La Commissione Ue deve rivedere la sua politica di investimenti sul gas
La partita europea del “si” oppure “no” ai futuri progetti nelle fonti fossili continua a giocarsi a colpi di risoluzioni.
E stavolta la commissione per l’industria, la ricerca e l’energia (ITRE) del Parlamento Ue ha approvato un testo che chiede a Bruxelles di rivedere, entro la fine del 2020, le linee guida del regolamento TEN-E (Trans-European Networks for Energy) attraverso cui selezionare i progetti prioritari in campo energetico (PCI: Projects of Common Interest).
Più in dettaglio, secondo la risoluzione, i nuovi criteri per scegliere i progetti dovranno essere allineati ai diversi obiettivi climatici stabiliti in sede Ue, tra cui l’obiettivo di raggiungere la neutralità climatica entro metà secolo con un azzeramento delle emissioni nette di CO2.
Inoltre, il testo sollecita la Commissione Ue a definire delle regole transitorie entro il 2020 per quanto riguarda i finanziamenti e la scelta dei progetti della quinta lista PCI, in modo che siano in linea con gli obiettivi sanciti nell’accordo di Parigi.
Ricordiamo che la stessa commissione ITRE aveva bocciato a gennaio una mozione presentata da 19 europarlamentari che puntava a respingere l’intero quarto pacchetto di progetti europei di interesse comune, sostenendo che quel pacchetto fosse incompatibile con l’obiettivo di ridurre le emissioni inquinanti e con la nuova strategia “verde” esposta nel Green Deal.
E nei giorni scorsi il Parlamento Ue in seduta plenaria ha confermato la linea politica della commissione ITRE, bocciando la risoluzione presentata da più di trenta esponenti verdi e della sinistra che chiedeva di evitare la costruzione di nuove infrastrutture alimentate da combustibili fossili.
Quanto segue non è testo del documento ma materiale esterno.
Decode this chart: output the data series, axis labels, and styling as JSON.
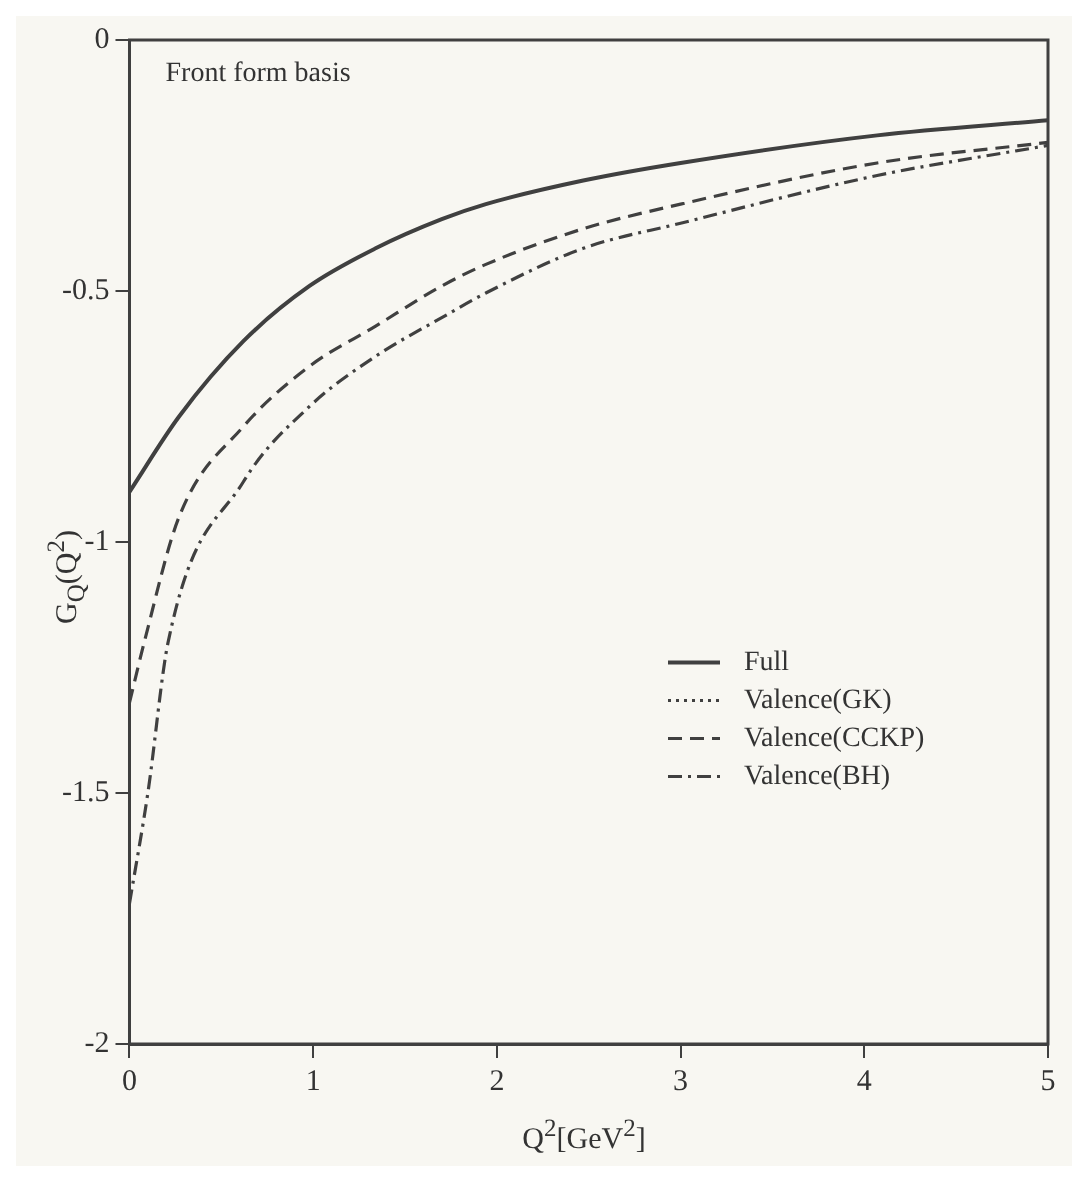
{
  "chart_data": {
    "type": "line",
    "xlabel": "Q$^{2}$[GeV$^{2}$]",
    "ylabel": "G$_{Q}$(Q$^{2}$)",
    "annotations": [
      "Front form basis"
    ],
    "xlim": [
      0,
      5
    ],
    "xticks": [
      0,
      1,
      2,
      3,
      4,
      5
    ],
    "ylim": [
      -2,
      0
    ],
    "yticks": [
      -2,
      -1.5,
      -1,
      -0.5,
      0
    ],
    "grid": false,
    "legend": "right",
    "marker": "none",
    "series": [
      {
        "name": "Full",
        "color": "#404040",
        "line_style": "solid",
        "x": [
          0,
          0.27,
          0.62,
          0.98,
          1.34,
          1.7,
          1.94,
          2.47,
          3.0,
          4.07,
          5
        ],
        "values": [
          -0.9,
          -0.75,
          -0.6,
          -0.49,
          -0.415,
          -0.357,
          -0.327,
          -0.28,
          -0.245,
          -0.19,
          -0.16
        ]
      },
      {
        "name": "Valence(GK)",
        "color": "#404040",
        "line_style": "dotted"
      },
      {
        "name": "Valence(CCKP)",
        "color": "#404040",
        "line_style": "dashed",
        "x": [
          0,
          0.08,
          0.27,
          0.62,
          0.98,
          1.34,
          1.7,
          1.94,
          2.47,
          3.0,
          4.07,
          5
        ],
        "values": [
          -1.32,
          -1.2,
          -0.95,
          -0.77,
          -0.65,
          -0.57,
          -0.49,
          -0.447,
          -0.376,
          -0.327,
          -0.245,
          -0.204
        ]
      },
      {
        "name": "Valence(BH)",
        "color": "#404040",
        "line_style": "dashdot",
        "x": [
          0,
          0.1,
          0.21,
          0.62,
          0.98,
          1.34,
          1.7,
          1.94,
          2.47,
          3.0,
          4.07,
          5
        ],
        "values": [
          -1.72,
          -1.5,
          -1.2,
          -0.88,
          -0.73,
          -0.63,
          -0.553,
          -0.504,
          -0.415,
          -0.365,
          -0.27,
          -0.21
        ]
      }
    ]
  }
}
Così gli eurodeputati hanno dato via libera alla quarta lista di progetti prioritari per l’energia.
Tra questi ultimi, ricordiamo in breve, figurano molti nuovi gasdotti, alcuni dei quali interessano anche l’Italia, come le varie tratte del corridoio Sud (ad esempio la linea TAP: Trans Adriatic Pipeline), il gasdotto Italia-Malta e quello Ungheria-Italia via Slovenia.
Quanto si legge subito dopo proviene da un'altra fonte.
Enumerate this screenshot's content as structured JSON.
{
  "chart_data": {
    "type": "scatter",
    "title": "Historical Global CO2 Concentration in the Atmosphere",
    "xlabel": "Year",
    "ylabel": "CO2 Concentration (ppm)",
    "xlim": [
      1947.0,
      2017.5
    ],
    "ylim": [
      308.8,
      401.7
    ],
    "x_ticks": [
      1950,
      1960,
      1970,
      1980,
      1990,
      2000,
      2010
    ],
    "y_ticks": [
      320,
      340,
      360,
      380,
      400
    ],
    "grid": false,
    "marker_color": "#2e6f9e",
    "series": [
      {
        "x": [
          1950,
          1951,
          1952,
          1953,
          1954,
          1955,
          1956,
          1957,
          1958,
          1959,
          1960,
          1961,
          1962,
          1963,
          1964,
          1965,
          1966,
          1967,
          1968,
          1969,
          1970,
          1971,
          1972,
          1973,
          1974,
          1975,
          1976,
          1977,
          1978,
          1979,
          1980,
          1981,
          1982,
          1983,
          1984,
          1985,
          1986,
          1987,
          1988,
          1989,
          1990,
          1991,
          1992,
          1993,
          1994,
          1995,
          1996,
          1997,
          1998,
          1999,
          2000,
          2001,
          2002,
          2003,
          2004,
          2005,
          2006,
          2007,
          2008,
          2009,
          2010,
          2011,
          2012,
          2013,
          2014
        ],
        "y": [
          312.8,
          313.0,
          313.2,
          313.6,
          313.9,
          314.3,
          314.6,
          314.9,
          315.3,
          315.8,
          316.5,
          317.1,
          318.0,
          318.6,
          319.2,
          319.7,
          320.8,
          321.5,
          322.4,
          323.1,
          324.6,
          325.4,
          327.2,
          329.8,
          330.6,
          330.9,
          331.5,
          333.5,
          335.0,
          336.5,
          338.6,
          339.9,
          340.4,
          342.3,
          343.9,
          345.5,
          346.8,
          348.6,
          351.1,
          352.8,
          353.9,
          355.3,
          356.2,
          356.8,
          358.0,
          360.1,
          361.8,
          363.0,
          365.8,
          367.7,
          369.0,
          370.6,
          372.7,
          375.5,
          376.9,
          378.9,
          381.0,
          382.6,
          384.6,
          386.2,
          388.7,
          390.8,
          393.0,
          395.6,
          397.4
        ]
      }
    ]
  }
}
Il rischio, secondo gli eurodeputati che hanno contestato la quarta lista di PCI, è che si continuino a finanziare progetti incompatibili con il Green Deal europeo, volto a incrementare le energie rinnovabili e diminuire le emissioni di CO2 associate all’utilizzo di carburanti fossili.
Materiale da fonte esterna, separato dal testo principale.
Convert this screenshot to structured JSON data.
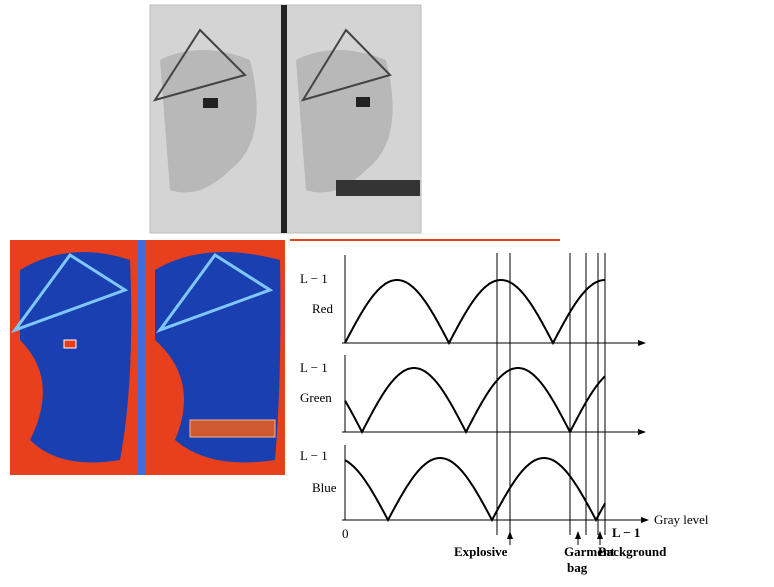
{
  "plots": [
    {
      "max_label": "L − 1",
      "channel": "Red"
    },
    {
      "max_label": "L − 1",
      "channel": "Green"
    },
    {
      "max_label": "L − 1",
      "channel": "Blue"
    }
  ],
  "axis": {
    "origin": "0",
    "x_label": "Gray level",
    "x_max_label": "L − 1"
  },
  "markers": [
    {
      "lines": [
        "Explosive"
      ]
    },
    {
      "lines": [
        "Garment",
        "bag"
      ]
    },
    {
      "lines": [
        "Background"
      ]
    }
  ]
}
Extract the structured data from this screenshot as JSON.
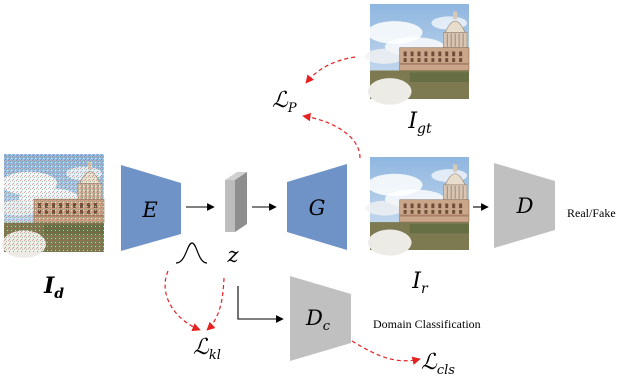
{
  "inputs": {
    "degraded_label": "I",
    "degraded_sub": "d",
    "groundtruth_label": "I",
    "groundtruth_sub": "gt",
    "restored_label": "I",
    "restored_sub": "r"
  },
  "modules": {
    "encoder": "E",
    "generator": "G",
    "discriminator": "D",
    "domain_classifier": "D",
    "domain_classifier_sub": "c",
    "latent": "z"
  },
  "losses": {
    "perceptual": "ℒ",
    "perceptual_sub": "P",
    "kl": "ℒ",
    "kl_sub": "kl",
    "cls": "ℒ",
    "cls_sub": "cls"
  },
  "captions": {
    "real_fake": "Real/Fake",
    "domain_classification": "Domain Classification"
  },
  "colors": {
    "encoder_fill": "#6f93c6",
    "generator_fill": "#6f93c6",
    "discriminator_fill": "#c0c0c0",
    "loss_arrow": "#e52121",
    "flow_arrow": "#000000"
  },
  "icons": {
    "photo": "capitol-building-photo",
    "distribution": "gaussian-curve-icon"
  }
}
Tra l’altro, una recente analisi svolta dalla società di consulenza indipendente Artelys sui 32 progetti per il gas inclusi nella lista Ue, ha concluso che le infrastrutture esistenti bastano a garantire la sicurezza delle forniture energetiche per l’Europa, alla luce degli obiettivi energia-clima al 2030 in cui si prevede una riduzione del 29% per la domanda complessiva di gas.
In altre parole, si legge in quel rapporto, la maggior parte dei nuovi progetti è inutile e rappresenta un potenziale sovra-investimento per decine di miliardi di euro supportati da fondi pubblici europei (sul tema vedi anche il recente commento sul Guardian di Yanis Varoufakis).